When I checked out The Unthinkable Thoughts of Jacob Green from the library, I didn’t at that time realize that it was written by Zack Braff’s brother. I’d like to say that such information wouldn’t have affected my decision to read it (I like to think of myself as above such sensationalism), but I can’t promise anything. At any rate, I didn’t find out until afterwards the familial connection.
I found myself very much drawn into the book. It has a potent humour to it, not unlike Garden State. Synopsis: a young boy with a learning disability and his rebellious older brother struggle to grow up with a narcissistic, strictly Jewish father in the 1970s and ’80s. One immediately feels a sort of hopeless empathy with the boys, and Braff’s dialog is so very realistic and engaging that I found myself whipping through the book at incredible speed.
One thing troubling me, besides the apparent lack of attention to the era, is Braff’s treatment of the narrator’s “learning disability.” We’re given casual mentions of it, but looking back, I start to see it reflected in the narrative style: his continued naïveté even into his middle teens and his childlike attachment to his older brother. I was immediately drawn to the older brother also, partially because he liked Jethro Tull, but also because he was a complete iconoclast, pissing off the rabbis at his yeshiva, or Hebrew school. Unthinkable Thoughts is largely the story of adolescence, and the process whereby the machinations of an archetypal nuclear family are destroyed by outward pressures (in this case, the death of the cult of domesticity and the narcissism that can spring from authority figures) and internal conflict.

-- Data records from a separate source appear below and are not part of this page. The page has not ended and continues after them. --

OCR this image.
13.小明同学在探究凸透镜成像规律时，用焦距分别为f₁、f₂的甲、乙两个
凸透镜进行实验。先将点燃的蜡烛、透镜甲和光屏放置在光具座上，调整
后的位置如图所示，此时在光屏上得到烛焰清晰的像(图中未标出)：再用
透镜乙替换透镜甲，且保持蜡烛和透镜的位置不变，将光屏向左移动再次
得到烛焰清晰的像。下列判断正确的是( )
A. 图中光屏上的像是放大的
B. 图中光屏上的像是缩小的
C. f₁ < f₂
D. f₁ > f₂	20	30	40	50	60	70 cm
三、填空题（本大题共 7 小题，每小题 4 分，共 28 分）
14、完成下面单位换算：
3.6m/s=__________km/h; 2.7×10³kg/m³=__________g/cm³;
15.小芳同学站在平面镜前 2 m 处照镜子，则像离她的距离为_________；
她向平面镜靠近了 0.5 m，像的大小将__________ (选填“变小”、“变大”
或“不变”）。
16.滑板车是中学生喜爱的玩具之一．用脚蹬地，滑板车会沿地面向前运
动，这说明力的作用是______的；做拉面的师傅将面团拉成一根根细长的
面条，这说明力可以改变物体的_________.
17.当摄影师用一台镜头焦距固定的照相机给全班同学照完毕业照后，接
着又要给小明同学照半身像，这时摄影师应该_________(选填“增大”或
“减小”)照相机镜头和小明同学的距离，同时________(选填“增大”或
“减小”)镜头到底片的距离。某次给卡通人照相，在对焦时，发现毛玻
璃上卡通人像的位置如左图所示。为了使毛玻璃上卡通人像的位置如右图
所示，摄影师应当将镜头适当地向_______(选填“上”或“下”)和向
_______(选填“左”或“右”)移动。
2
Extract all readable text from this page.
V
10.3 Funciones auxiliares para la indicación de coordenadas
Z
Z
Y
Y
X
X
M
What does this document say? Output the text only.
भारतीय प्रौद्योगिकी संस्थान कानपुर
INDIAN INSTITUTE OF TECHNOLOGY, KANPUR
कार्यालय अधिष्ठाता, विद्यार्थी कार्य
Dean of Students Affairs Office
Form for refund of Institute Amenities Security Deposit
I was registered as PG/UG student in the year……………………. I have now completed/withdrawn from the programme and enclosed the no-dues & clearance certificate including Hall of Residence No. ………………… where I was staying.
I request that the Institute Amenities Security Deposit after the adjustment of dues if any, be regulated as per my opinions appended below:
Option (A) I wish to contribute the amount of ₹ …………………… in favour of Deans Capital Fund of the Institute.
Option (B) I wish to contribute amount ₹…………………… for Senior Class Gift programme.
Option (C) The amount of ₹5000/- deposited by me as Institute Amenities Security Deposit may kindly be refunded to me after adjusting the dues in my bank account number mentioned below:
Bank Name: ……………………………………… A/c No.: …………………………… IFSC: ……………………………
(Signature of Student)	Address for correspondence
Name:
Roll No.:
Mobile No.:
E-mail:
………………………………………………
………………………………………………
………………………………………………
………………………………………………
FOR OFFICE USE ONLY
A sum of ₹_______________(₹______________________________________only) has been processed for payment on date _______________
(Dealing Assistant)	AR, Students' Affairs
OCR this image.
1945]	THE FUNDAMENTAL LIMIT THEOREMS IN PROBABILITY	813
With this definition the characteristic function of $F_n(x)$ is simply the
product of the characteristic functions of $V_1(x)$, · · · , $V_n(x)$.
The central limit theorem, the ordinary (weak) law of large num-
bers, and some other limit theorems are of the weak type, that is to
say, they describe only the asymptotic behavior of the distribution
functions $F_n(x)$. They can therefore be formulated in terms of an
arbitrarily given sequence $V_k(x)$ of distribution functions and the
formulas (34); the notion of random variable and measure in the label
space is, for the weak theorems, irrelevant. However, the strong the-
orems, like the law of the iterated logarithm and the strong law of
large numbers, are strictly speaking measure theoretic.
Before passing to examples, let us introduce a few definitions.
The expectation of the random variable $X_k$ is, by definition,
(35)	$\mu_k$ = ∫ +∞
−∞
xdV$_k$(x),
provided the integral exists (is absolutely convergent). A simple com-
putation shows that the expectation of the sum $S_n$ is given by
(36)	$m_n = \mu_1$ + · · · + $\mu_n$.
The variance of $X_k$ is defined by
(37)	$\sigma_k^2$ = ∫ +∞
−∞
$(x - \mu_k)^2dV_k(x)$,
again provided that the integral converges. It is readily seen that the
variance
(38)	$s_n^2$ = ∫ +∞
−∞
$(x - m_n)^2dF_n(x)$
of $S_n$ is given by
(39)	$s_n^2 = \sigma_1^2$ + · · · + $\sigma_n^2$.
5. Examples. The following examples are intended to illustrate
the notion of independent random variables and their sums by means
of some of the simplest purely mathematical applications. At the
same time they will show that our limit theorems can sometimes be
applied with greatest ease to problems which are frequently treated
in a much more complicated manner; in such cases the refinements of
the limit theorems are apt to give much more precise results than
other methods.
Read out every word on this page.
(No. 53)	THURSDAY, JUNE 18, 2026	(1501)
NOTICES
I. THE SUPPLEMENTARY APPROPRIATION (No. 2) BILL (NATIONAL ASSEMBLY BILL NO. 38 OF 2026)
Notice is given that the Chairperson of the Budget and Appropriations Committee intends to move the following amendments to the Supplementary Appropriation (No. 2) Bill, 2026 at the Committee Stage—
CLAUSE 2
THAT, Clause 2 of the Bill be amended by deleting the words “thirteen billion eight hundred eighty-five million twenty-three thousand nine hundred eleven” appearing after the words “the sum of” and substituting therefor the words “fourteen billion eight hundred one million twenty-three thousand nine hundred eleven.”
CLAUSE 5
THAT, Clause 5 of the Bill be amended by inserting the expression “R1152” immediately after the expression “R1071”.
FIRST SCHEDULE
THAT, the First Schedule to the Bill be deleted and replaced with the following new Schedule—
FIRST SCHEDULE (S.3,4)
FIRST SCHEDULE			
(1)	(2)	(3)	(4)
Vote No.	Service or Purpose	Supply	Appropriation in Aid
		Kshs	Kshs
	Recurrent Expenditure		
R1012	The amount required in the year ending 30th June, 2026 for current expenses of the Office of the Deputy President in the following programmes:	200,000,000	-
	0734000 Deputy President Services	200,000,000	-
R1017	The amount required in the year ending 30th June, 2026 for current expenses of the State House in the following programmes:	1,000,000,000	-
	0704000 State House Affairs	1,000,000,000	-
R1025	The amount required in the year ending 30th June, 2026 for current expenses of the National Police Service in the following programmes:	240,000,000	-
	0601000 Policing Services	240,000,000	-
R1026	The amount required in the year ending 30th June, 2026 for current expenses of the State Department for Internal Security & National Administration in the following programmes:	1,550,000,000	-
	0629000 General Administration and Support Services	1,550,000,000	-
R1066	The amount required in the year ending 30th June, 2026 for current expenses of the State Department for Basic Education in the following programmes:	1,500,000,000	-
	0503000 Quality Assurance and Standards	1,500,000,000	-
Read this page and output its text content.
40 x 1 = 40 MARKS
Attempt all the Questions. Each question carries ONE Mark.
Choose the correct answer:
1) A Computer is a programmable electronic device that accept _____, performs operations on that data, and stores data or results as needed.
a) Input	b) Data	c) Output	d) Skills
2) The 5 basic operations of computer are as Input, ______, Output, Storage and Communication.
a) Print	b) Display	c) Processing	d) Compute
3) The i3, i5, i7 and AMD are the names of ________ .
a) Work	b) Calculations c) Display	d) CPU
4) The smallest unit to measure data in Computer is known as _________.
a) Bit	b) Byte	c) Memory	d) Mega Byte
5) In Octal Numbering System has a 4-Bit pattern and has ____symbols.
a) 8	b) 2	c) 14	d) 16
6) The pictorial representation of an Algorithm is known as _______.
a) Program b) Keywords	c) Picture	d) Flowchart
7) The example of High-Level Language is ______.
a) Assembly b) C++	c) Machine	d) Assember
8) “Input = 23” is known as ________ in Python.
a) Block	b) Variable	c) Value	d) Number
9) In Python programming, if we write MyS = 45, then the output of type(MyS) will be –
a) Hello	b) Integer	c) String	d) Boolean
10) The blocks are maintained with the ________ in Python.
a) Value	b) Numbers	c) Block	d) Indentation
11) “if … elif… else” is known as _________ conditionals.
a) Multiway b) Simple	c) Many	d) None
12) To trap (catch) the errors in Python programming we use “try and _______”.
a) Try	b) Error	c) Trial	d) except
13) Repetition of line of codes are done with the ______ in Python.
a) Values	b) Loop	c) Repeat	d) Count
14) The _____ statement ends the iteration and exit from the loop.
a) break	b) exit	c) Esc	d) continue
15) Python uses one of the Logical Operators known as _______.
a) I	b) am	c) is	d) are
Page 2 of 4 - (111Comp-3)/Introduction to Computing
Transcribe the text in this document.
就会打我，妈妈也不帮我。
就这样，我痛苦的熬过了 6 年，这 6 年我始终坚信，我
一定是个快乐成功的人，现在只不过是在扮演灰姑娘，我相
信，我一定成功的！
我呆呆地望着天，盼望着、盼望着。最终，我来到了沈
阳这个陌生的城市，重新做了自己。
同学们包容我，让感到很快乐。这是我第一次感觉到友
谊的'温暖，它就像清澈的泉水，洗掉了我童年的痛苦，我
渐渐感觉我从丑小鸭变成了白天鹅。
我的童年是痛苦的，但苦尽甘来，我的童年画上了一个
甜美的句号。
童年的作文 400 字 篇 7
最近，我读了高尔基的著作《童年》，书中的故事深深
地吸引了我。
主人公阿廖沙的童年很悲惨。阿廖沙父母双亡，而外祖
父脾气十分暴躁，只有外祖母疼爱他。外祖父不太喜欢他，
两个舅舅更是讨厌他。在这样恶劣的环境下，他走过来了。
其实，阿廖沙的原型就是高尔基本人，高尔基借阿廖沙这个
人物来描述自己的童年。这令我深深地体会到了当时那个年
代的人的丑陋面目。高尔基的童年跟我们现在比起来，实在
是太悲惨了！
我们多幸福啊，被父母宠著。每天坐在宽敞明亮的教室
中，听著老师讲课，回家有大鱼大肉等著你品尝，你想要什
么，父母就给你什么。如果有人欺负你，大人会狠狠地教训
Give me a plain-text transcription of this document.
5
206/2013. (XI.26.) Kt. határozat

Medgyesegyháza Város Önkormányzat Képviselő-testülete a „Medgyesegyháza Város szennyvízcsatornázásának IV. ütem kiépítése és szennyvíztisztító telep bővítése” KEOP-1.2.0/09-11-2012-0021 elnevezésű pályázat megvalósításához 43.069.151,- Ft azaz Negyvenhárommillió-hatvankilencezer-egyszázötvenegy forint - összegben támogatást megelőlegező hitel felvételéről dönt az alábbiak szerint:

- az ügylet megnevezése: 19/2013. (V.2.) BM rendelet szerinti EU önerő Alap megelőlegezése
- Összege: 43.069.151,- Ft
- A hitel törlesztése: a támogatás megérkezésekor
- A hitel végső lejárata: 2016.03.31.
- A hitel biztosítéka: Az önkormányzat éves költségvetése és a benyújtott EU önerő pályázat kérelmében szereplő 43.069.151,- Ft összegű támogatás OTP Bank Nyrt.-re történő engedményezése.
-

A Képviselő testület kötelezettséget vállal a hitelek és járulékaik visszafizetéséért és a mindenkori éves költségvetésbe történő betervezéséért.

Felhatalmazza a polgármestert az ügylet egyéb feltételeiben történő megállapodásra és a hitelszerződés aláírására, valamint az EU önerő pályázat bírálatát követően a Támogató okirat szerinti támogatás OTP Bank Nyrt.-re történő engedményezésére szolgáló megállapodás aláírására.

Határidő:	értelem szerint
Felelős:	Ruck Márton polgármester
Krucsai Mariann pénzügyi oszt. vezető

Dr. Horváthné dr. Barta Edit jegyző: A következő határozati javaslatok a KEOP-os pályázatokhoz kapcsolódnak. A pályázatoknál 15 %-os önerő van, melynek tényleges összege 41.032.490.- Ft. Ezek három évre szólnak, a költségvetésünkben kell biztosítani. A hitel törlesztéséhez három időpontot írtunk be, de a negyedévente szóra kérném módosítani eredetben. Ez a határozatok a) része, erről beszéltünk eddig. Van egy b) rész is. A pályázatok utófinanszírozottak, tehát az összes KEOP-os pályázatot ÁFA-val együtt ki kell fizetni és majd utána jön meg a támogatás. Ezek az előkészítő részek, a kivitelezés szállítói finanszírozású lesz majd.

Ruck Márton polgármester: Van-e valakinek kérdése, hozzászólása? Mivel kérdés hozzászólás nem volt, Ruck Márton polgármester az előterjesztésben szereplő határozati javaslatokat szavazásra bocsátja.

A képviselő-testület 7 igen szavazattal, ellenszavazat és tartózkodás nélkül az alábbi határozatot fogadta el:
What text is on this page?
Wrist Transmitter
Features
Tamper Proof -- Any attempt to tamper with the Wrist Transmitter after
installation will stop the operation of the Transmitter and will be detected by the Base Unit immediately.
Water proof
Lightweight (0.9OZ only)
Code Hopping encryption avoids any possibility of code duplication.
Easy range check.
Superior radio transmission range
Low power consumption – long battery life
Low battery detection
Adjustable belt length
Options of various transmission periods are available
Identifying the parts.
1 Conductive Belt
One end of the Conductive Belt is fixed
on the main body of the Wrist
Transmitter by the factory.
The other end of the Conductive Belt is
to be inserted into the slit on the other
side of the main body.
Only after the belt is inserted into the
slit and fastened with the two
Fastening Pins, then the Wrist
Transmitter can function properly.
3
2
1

Given the many levels and high intensity of conflict in the narrative, readers grow to really desire a resolution, but as one might expect from modern storytelling, there isn’t much to be found by the end. Still, creativity seems to run in the family. Just as Garden State was a quirky, poignant look at disaffection and estrangement, Unthinkable Thoughts is a playful yet disturbing romp through ideas of family and self-actualization.